Après les deux premières journées placées sous le signe de l'énergie, on en attaque une troisième résolument plus calme, et radicalement différente de la veille : programme de ce "tour du monde en 80 heures", la grande Joan Baez et John Illsley, le bassiste de Dire Straits. Un jour avant Mark Knopfler, John devrait déjà ravir les fans de la formation légendaire, mais avant ça, direction la scène Village pour Bear's Towers.
Bear's Towers
Quatuor souriant et visiblement bien content d'effectuer ce set devant un bon gros paquet de monde. Il y a de l'affluence ce soir comme attendu, nettement plus que les deux précédents. Normal, c'est le week-end après tout. Avec ses lunettes et sa chemise hawaïenne, le chanteur appose sa voix belle dans les aigus qui rappelle pas mal celle de Bono. Les amateurs des envolées mélodiques de U2 apprécieront.
Musicalement, c'est dansant, avec des gros kicks de grosse caisse pour imposer le rythme et de nombreux appels au public à scander en rythme ou taper ses mains. Le quatuor sait chauffer l'audience et se renouvelle un peu, notamment lorsque le guitariste sort son harmonica pour un titre encore plus rythmé.
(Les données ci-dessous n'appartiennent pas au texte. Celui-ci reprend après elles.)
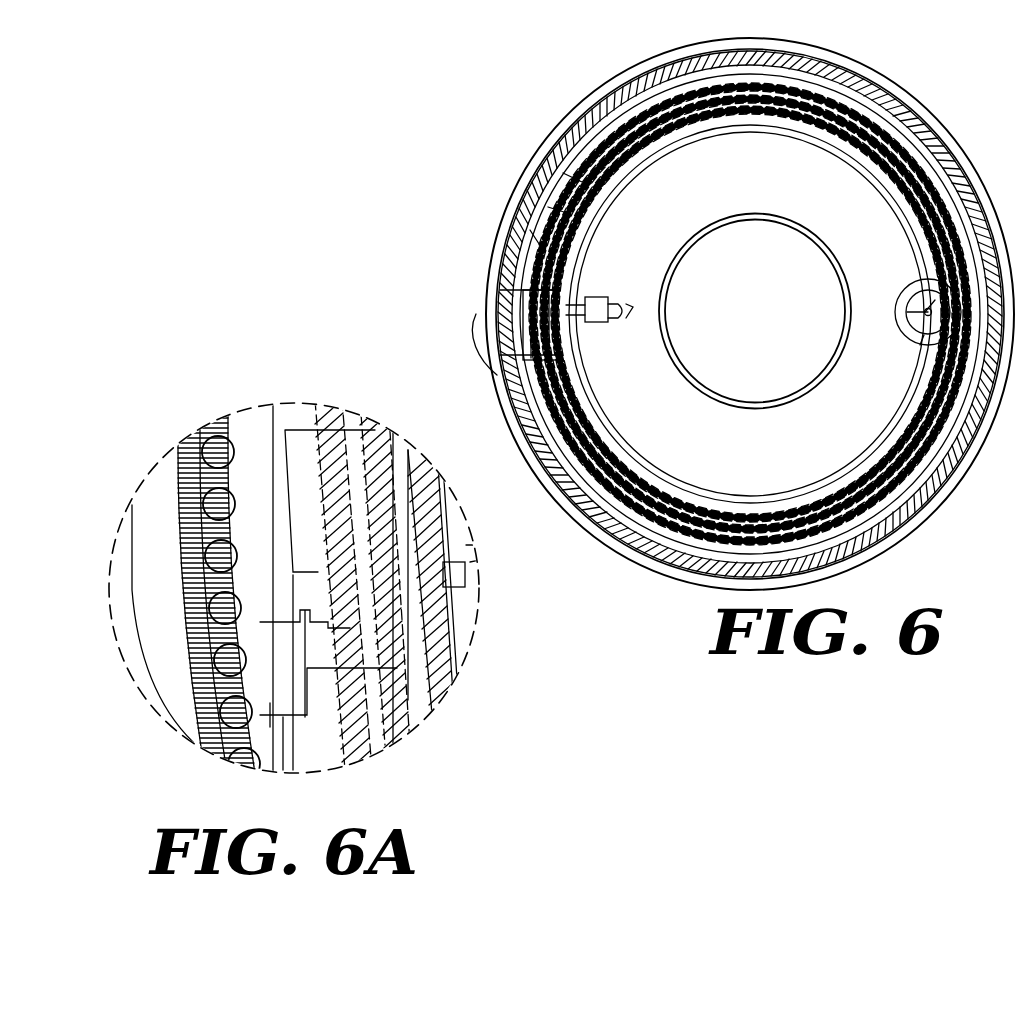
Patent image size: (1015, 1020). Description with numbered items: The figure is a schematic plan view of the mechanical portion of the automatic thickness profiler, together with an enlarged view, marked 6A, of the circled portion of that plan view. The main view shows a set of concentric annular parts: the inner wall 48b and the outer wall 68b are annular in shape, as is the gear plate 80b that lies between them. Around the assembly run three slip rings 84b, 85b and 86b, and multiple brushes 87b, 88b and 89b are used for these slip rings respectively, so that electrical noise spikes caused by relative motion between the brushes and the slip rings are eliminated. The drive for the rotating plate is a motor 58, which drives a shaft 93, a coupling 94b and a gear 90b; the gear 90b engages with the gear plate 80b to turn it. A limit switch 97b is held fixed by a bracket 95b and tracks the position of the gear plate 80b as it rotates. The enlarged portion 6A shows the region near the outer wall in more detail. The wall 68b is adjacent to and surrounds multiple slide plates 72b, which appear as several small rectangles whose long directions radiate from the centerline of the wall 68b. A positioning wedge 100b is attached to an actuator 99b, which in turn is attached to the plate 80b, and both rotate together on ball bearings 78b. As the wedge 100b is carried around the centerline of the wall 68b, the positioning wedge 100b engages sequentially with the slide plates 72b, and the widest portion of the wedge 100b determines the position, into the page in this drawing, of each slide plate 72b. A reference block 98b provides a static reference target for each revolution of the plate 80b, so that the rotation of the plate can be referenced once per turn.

In FIG. 6, the wall 48b is at (753, 409).
In FIG. 6, the motor 58 is at (920, 280).
In FIG. 6, the wall 68b is at (587, 102).
In FIG. 6A, the wall 68b is at (132, 565).
In FIG. 6A, the slide plates 72b is at (197, 750).
In FIG. 6A, the ball bearings 78b is at (226, 446).
In FIG. 6, the gear plate 80b is at (660, 157).
In FIG. 6A, the gear plate 80b is at (370, 715).
In FIG. 6, the slip ring 84b is at (770, 95).
In FIG. 6, the slip ring 85b is at (812, 100).
In FIG. 6, the slip ring 86b is at (870, 110).
In FIG. 6, the brush 87b is at (580, 203).
In FIG. 6, the brush 88b is at (548, 207).
In FIG. 6, the brush 89b is at (563, 173).
In FIG. 6, the gear 90b is at (925, 312).
In FIG. 6, the shaft 93 is at (920, 345).
In FIG. 6, the coupling 94b is at (925, 313).
In FIG. 6, the bracket 95b is at (602, 325).
In FIG. 6, the limit switch 97b is at (633, 307).
In FIG. 6A, the reference block 98b is at (466, 588).
In FIG. 6A, the actuator 99b is at (355, 600).
In FIG. 6A, the positioning wedge 100b is at (285, 770).
In FIG. 6, the detail indicator 6A is at (476, 314).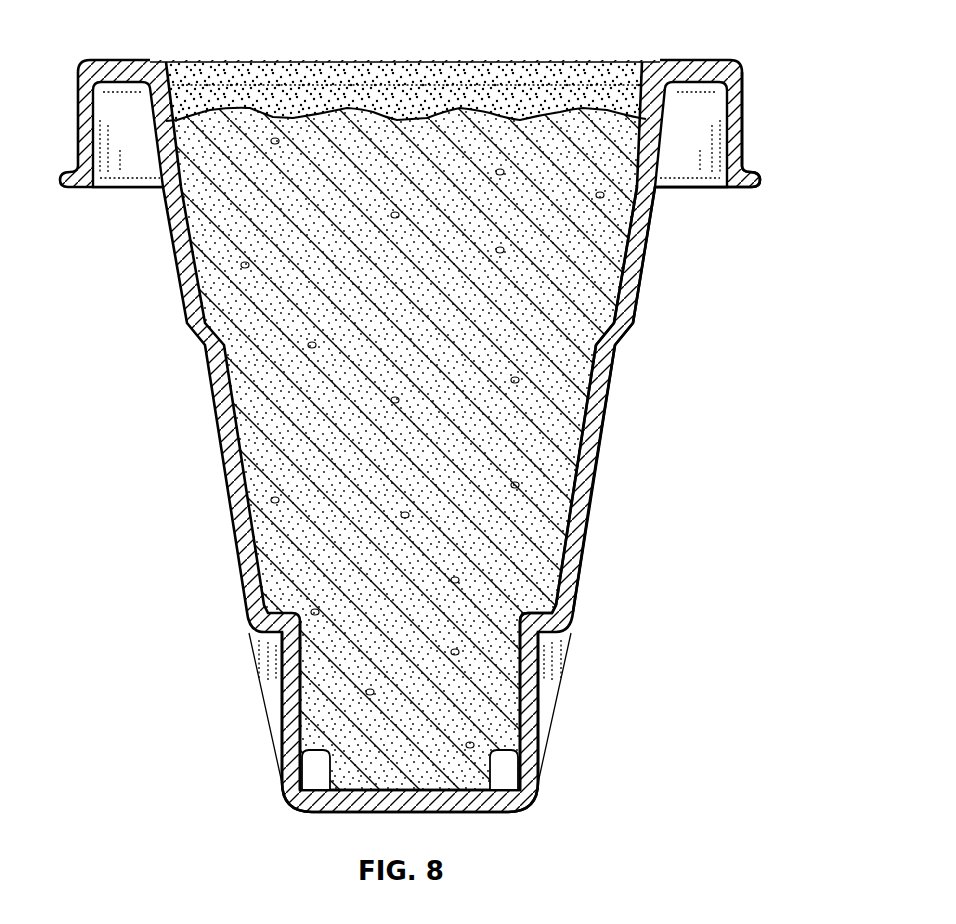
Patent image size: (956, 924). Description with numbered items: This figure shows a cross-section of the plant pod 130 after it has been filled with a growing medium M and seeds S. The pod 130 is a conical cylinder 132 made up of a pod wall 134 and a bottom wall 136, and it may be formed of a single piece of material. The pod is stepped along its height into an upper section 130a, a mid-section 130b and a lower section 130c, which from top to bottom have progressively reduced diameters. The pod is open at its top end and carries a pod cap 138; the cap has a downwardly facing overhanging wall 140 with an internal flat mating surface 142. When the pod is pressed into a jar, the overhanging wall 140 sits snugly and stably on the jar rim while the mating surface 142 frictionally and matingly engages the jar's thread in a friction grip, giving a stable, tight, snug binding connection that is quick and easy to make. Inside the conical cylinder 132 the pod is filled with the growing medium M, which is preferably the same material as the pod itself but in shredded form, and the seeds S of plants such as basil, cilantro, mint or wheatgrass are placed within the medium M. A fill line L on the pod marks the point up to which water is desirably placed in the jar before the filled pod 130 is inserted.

The pod cap 138 is at (742, 101).
The internal flat mating surface 142 is at (716, 112).
The overhanging wall 140 is at (742, 138).
The upper section 130a is at (640, 244).
The seeds S is at (503, 251).
The fill line L is at (631, 328).
The plant pod 130 is at (612, 385).
The growing medium M is at (547, 392).
The pod wall 134 is at (591, 483).
The mid-section 130b is at (584, 522).
The conical cylinder 132 is at (578, 565).
The lower section 130c is at (536, 700).
The bottom wall 136 is at (476, 812).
La formule reste cependant répétitive, et si le folk-rock à tendances pop de Bear's Towers se révélait rafraîchissant de prime abord en cette fin d'après-midi bien chaude, il en devient assez pesant passés les premiers titres. Comme U2, en somme. Préférant la qualité de la bande son diffusée sous le chapiteau, on s'est éclipsé avant la fin du dernier titre pour aller retrouver la douce voix de Fish pour un petit Marillion période Misplaced Childhood. "Nous sommes si désolés, nous ne voulions pas vous briser le cœur." Et dire qu'ils auraient du s'appeler Girafe. Mais mine de rien, on a assisté au set des gagnants du Tremplin, comme quoi nos goûts sont subjectifs, et même si on crachote dans la soupe, on a pas la science infuse !
John Illsley
Fan de Dire Straits, envie d'entendre les titres phares de la formation? Ce n'est peut-être pas vers le représentant le plus évident du groupe, Mark Knopfler, qu'il faut se diriger dimanche à Guitare en Scène, mais bien vers son comparse John Illsley la veille! En effet, le bassiste, loin d'être dépourvu pourtant d'une carrière en solo, utilise le répertoire du groupe, dont il n'a pas composé le moindre titre, comme fond de commerce depuis de nombreuses années. On peut revenir sur l'honnêteté de la démarche, toujours est-il qu'au niveau de l'interprétation et du niveau des musiciens qui l'accompagnent, John Illsley ne se moque pas du monde.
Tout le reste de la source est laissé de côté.